Текст книги "Большие часы"
Автор книги: Кеннет Фиринг
Жанр:
Прочие детективы
сообщить о нарушении
Текущая страница: 1 (всего у книги 10 страниц)
Кеннет Фиринг
Большие часы
Джордж Страуд-1
Впервые я повстречал Полин Дэло на одном из больших приемов, которые любил устраивать Эрл Джанот в своем доме, расположенном в районе Шестидесятых улиц, каждые два-три месяца, приглашая сотрудников своего издательства и личных друзей, известных воротил и безымянную мелкую сошку – словом, публика собиралась весьма и весьма разношерстная. Приемы эти, строго говоря, не были официальными, однако за два-три часа на них успевало побывать более сотни человек.
На этот раз я был с Джорджетт; нас тотчас представили Эдварду Орлину из редакции «Фьючеруэйз»[1]1
«Пути будущего» (англ.).
[Закрыть] и прочим гостям, отмеченным хорошо знакомым фирменным клеймом, которые образовали небольшую группу. До того вечера я знал Полин Дэло только понаслышке. О ней в издательстве много говорили; едва ли можно было сыскать сотрудника, который не наслушался бы всякой всячины о ней, но лишь немногие видели ее воочию, тем более в таких местах, где бывал сам Джанот. Это была потрясающая блондинка с серебристыми волосами.
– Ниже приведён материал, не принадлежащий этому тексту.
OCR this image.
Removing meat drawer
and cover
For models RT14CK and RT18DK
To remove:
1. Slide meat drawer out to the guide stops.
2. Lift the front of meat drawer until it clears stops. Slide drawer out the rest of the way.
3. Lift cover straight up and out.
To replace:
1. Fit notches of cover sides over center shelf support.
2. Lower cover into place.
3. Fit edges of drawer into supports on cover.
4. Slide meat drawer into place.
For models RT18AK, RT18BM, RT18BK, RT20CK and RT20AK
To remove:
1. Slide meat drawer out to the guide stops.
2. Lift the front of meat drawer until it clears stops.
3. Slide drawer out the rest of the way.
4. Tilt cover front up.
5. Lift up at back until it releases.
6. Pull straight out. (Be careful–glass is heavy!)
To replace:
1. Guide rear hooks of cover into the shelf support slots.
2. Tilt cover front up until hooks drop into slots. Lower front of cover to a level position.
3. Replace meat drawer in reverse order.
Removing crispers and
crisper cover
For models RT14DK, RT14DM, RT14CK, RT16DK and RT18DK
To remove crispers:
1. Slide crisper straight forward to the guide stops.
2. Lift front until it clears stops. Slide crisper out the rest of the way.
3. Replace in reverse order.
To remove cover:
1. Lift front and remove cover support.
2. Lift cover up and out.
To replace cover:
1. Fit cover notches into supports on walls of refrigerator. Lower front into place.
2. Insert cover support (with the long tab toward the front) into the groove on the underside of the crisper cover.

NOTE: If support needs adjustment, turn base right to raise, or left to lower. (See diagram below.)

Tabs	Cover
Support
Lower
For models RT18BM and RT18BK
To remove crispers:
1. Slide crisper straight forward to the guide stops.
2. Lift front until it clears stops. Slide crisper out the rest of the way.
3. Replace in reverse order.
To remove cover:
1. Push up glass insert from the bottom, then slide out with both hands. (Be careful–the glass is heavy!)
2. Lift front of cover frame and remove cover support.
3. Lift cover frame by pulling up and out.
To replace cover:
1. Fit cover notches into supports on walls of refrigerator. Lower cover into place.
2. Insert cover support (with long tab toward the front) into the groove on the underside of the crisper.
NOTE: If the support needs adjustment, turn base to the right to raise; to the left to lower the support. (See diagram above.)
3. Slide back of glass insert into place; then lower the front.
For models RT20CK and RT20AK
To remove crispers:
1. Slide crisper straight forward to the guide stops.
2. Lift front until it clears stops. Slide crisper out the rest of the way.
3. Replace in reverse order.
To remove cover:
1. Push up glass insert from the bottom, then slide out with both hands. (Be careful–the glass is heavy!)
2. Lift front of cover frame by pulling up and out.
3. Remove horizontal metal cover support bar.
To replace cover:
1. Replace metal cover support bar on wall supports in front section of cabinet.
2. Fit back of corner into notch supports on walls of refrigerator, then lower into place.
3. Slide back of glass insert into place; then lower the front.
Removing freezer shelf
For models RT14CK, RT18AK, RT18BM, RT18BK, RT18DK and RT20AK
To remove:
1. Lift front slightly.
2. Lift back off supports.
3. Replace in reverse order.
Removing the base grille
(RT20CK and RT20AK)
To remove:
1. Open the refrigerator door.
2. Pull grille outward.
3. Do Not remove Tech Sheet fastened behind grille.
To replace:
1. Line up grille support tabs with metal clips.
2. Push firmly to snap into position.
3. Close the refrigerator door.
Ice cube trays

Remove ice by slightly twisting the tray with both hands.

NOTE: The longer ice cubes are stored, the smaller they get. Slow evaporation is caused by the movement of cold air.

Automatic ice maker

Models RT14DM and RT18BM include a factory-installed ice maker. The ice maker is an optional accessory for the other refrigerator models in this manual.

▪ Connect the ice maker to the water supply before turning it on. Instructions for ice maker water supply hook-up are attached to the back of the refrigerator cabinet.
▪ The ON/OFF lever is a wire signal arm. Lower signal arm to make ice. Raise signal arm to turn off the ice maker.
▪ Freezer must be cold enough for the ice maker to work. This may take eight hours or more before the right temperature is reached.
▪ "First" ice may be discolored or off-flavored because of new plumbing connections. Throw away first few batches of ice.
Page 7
Внешне – сама невинность, но мужской инстинкт угадывал в этой женщине зов плоти, а разум подсказывал, что в ней пылает адский огонь.
– Эрл минуту назад спрашивал о вас, – сообщил мне Орлин. – Хотел с кем-то познакомить.
– Я немного задержался. Собственно говоря, только что закончил двадцатиминутную беседу с президентом Маккинли.
Мисс Дэло слегка заинтересовалась:
– С кем, вы сказали?
– С Уильямом Маккинли. Нашим двадцать четвертым президентом.
– Знаю, знаю, – сказала она и едва заметно улыбнулась. – Вам, наверное, пришлось выслушать немало жалоб.
Вмешался невысокий темноволосый парень деликатного сложения, в котором я узнал Эмори Мафферсона, обретавшегося на каком-то из этажей под нашим, кажется, тоже в отделе «Фьючеруэйз»:
– В отделе бухгалтерского учета есть парень с железным, как у Маккинли, лицом. Если вы его имеете в виду, наверняка без жалоб не обошлось.
– Нет. Я действительно и в самом прямом смысле задержался из-за разговора с Маккинли. В баре «Силвер Дайнинг».
– Да-да, – подтвердила Джорджетт. – И я тоже с ним говорила.
– Вот-вот. И он вовсе не жаловался. Напротив. Похоже, ему живется совсем неплохо. – Я взял с подноса на колесиках еще один «манхэттен».[2]2
Вид коктейля из виски и вермута. – Здесь и далее примечания переводчиков.
[Закрыть] – Он, конечно, работает не по контракту. Но постоянно. И не только в качестве Маккинли. Иногда он – судья Холмс, Томас Эдисон, Эндрю Карнеги, Генри Уорд Бичер или еще какая-нибудь важная и достойная личность. А уж что касается Вашингтона, Линкольна и Христофора Колумба, то он столько раз бывал каждым из них, что со счета сбился.
– Я бы сказала, у вас очень удобный друг, – заметила Полин Дэло. – Кто же он?
– В нашем грешном мире его имя Клайд Норберт Полхимес. Оно для делового общения. Я много лет знаю его, и он обещал разрешить мне стать его дублером.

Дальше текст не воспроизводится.